Repository Structure
- CS35L27_iPhone14ProMax_PSIRT_Main_Report.md
Full disclosure report suitable for PSIRT/CERT submission, including risk impact and technical assessment. - Appendix_A_disassembly.txt
Key disassembly excerpts of extended command handlers and buffer logic. - Appendix_B_statistical_summary.csv
Statistical summaries covering register usage, command frequency, and pattern analysis. - Appendix_C_firmware_sequences.txt
Representative event sequences and state-machine evidence observed in the firmware. - Appendix_D_methodology.txt
Methods, analysis environment, and extraction limitations.
Key Findings
- Bidirectional Audio Capability:
Over 33% of configuration states enable input or microphone sampling modes within the CS35L27 firmware. - Extended Handler Exposure:
Production firmware implements command handlers (e.g., 0xC7 and 0x81) that permit privileged reconfiguration. - Behavior Consistent with Potential Covert Channel:
State machine routines and GPIO/I2S toggling patterns could enable unauthorized audio or data paths. - Elevated Statistical Likelihood:
Pattern analysis suggests purposeful or exploitable logic beyond normal diagnostic or test activity.
Intended Audience
- Product Security Incident Response Teams (PSIRT)
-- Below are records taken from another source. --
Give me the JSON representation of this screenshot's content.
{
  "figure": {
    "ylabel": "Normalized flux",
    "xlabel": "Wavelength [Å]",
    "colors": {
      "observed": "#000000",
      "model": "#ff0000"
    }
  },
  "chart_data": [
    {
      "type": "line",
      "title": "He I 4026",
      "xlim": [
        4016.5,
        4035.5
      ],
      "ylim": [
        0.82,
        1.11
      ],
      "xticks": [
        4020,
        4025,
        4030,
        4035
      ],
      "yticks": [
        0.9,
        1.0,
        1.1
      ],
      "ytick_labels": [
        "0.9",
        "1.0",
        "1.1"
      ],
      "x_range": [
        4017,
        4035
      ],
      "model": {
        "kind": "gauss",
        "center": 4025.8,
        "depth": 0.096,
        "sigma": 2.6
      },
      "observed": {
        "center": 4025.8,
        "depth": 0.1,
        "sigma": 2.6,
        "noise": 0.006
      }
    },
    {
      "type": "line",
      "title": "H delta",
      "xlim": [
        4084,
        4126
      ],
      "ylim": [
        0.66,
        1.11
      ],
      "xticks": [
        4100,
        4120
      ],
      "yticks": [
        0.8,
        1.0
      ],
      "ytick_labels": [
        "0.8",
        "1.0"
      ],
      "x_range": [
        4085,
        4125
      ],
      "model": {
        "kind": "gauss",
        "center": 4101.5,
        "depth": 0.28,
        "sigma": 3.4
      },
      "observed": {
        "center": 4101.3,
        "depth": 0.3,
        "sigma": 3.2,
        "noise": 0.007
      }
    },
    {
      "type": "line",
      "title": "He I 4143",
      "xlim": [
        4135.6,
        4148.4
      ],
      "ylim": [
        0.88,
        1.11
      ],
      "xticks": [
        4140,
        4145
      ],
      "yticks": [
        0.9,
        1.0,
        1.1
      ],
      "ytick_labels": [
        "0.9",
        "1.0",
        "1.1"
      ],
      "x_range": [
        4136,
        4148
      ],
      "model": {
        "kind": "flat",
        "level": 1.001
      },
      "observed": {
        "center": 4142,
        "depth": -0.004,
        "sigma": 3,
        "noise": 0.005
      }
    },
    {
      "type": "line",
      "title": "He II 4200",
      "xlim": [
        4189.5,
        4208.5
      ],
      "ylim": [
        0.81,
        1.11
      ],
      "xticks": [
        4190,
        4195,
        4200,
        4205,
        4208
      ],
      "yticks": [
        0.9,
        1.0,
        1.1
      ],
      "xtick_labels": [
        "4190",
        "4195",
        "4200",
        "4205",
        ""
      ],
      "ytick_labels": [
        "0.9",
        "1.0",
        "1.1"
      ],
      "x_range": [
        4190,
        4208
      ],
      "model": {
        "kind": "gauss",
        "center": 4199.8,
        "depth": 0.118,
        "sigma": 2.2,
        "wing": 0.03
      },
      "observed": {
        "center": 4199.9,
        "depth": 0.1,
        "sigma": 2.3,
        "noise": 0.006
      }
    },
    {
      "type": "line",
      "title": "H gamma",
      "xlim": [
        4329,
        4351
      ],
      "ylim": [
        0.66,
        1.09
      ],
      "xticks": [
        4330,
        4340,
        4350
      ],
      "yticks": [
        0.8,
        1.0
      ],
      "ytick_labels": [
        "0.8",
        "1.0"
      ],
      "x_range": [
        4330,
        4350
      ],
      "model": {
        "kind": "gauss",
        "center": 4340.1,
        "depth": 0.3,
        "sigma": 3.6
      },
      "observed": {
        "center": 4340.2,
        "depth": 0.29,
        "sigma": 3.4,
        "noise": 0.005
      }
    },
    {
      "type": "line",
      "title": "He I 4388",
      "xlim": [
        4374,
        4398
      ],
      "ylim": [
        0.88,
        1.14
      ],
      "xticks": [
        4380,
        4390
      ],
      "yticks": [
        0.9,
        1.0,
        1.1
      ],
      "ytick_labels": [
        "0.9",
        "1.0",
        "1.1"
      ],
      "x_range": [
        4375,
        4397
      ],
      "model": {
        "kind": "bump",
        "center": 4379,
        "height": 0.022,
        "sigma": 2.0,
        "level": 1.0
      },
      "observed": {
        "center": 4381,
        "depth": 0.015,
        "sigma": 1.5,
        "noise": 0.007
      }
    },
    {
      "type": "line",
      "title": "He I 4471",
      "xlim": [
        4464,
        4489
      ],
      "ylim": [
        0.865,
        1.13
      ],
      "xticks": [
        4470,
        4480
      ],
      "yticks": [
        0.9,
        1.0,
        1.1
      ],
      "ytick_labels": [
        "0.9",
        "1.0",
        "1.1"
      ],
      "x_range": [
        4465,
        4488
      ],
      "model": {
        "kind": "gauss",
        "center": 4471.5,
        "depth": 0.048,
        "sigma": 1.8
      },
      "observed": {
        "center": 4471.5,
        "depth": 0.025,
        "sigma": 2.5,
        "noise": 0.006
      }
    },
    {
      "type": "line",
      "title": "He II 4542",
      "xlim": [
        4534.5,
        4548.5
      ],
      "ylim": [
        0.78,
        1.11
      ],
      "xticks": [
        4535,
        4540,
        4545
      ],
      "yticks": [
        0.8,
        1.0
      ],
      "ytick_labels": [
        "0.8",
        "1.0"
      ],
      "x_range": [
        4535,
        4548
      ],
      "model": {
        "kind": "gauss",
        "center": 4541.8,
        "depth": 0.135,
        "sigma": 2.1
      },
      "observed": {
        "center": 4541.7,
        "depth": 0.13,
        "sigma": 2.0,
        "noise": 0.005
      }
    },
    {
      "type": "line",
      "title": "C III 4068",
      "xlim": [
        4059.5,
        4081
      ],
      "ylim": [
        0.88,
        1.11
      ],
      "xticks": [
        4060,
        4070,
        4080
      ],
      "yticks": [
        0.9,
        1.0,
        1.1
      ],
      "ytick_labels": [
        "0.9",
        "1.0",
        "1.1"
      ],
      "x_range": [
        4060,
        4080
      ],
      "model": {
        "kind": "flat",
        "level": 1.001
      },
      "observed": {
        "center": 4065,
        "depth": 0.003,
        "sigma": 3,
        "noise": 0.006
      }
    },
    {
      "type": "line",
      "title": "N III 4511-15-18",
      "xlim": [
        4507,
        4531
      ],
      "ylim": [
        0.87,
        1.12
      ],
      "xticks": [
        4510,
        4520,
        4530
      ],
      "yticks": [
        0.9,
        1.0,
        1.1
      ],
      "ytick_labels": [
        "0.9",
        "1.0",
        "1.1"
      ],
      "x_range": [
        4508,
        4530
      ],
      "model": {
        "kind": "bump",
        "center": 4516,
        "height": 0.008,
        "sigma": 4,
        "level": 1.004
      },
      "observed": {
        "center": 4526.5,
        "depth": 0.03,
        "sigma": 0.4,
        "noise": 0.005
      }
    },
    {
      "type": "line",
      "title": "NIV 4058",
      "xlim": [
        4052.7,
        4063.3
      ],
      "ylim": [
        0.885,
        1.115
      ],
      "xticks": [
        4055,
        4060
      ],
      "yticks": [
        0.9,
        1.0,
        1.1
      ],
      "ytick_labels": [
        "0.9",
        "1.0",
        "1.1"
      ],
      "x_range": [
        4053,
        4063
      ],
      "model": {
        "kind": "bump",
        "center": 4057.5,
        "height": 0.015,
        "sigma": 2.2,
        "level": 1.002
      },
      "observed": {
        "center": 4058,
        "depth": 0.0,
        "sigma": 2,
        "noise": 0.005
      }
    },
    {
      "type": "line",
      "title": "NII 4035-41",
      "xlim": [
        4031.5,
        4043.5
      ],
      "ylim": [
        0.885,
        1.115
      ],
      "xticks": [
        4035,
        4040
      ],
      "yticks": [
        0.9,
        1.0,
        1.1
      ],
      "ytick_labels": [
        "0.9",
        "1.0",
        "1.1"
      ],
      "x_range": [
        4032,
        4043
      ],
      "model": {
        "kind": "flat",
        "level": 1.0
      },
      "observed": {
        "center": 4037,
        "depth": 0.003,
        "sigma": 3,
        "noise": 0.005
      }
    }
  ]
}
- Firmware and hardware security researchers
- Auditors of embedded device supply chains
Caveats
- All analysis performed on a production iPhone 14 Pro Max (iOS 26.2), single unit, without a reference/control device.
- Attribution of firmware behaviors is based on static/code and statistical analysis.
- No userland exploit or attack code is included—this research focuses on firmware and hardware level risk.